The fact is that we are all so unique that we can always find differences between us and other people! Do not let this be an excuse to avoid listening to good brothers and sisters try to help you!
No One Understands Like Jesus
But God actually does know the pains and struggles of each and every person, and God’s Word is sufficient in those situations — exactly because we desire to be counseled by someone who understands. God actually knows our pains and difficulties. And Jesus Christ is a high priest who is not dis-compassionate to our weaknesses. (Hebrews 2:17-18)
No one understands like Jesus, whose Spirit authored the Holy Scripture. So when your Christian friend approaches you with Scripture and you are tempted to tell your friend that he or she does not understand, step back. Maybe he or she does not comprehensively understand, but God does, and God’s Spirit is leading them (Gal 5:25). Respect the courage it takes in our overly sensitive culture to even bring correction to someone, let alone do it at such a tender time. Commit to growing in godliness whatever your circumstances.

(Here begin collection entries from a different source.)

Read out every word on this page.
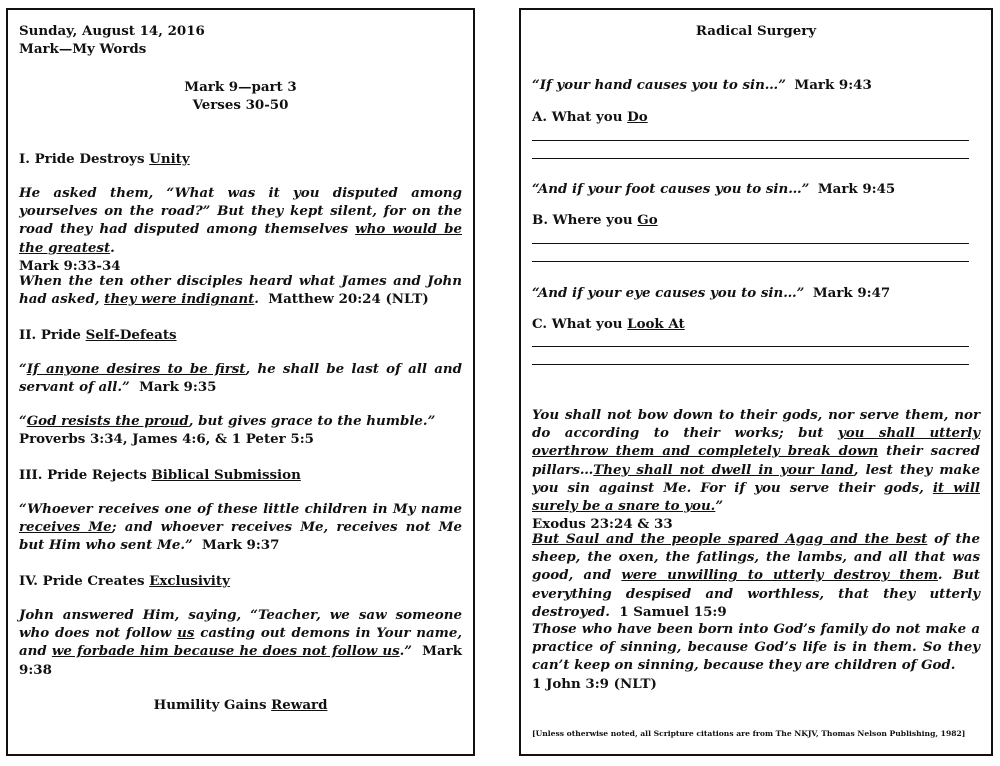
Sunday, August 14, 2016

Mark—My Words

Mark 9—part 3

Verses 30-50

I. Pride Destroys Unity

He asked them, “What was it you disputed among yourselves on the road?” But they kept silent, for on the road they had disputed among themselves who would be the greatest.
Mark 9:33-34

When the ten other disciples heard what James and John had asked, they were indignant. Matthew 20:24 (NLT)

II. Pride Self-Defeats

“If anyone desires to be first, he shall be last of all and servant of all.” Mark 9:35

“God resists the proud, but gives grace to the humble.”
Proverbs 3:34, James 4:6, & 1 Peter 5:5

III. Pride Rejects Biblical Submission

“Whoever receives one of these little children in My name receives Me; and whoever receives Me, receives not Me but Him who sent Me.” Mark 9:37

IV. Pride Creates Exclusivity

John answered Him, saying, “Teacher, we saw someone who does not follow us casting out demons in Your name, and we forbade him because he does not follow us.” Mark 9:38

Humility Gains Reward

Radical Surgery

“If your hand causes you to sin…” Mark 9:43

A. What you Do

“And if your foot causes you to sin…” Mark 9:45

B. Where you Go

“And if your eye causes you to sin…” Mark 9:47

C. What you Look At

You shall not bow down to their gods, nor serve them, nor do according to their works; but you shall utterly overthrow them and completely break down their sacred pillars…They shall not dwell in your land, lest they make you sin against Me. For if you serve their gods, it will surely be a snare to you.”
Exodus 23:24 & 33

But Saul and the people spared Agag and the best of the sheep, the oxen, the fatlings, the lambs, and all that was good, and were unwilling to utterly destroy them. But everything despised and worthless, that they utterly destroyed. 1 Samuel 15:9

Those who have been born into God’s family do not make a practice of sinning, because God’s life is in them. So they can’t keep on sinning, because they are children of God.
1 John 3:9 (NLT)

[Unless otherwise noted, all Scripture citations are from The NKJV, Thomas Nelson Publishing, 1982]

God’s Word and Christ Himself are able to pierce to your heart, knowing your thoughts and intentions. When God’s Word is brought by someone to you, trust that God Himself wants you to learn from it. Your friend may fumble around and do a poor job consoling you; you are not alone in that endeavor. Even well-meaning friends fail. (Job 16:1-2) But consider that if you believe you have surrounded yourself with good Christian counselors whether you would do well to listen to them at the times you feel least like doing so, and I think God will bless those efforts and you will find yourself growing in His likeness.
Note: It is possible to have crummy friends; I didn’t say everything someone says to you is accurate, nor well-timed or well said. And if you are someone who is bringing correction to someone in their trial, please do so with a spirit of love and humility. This will look very different from how you approach someone when under normal circumstances where a sharp rebuke may even be appropriate.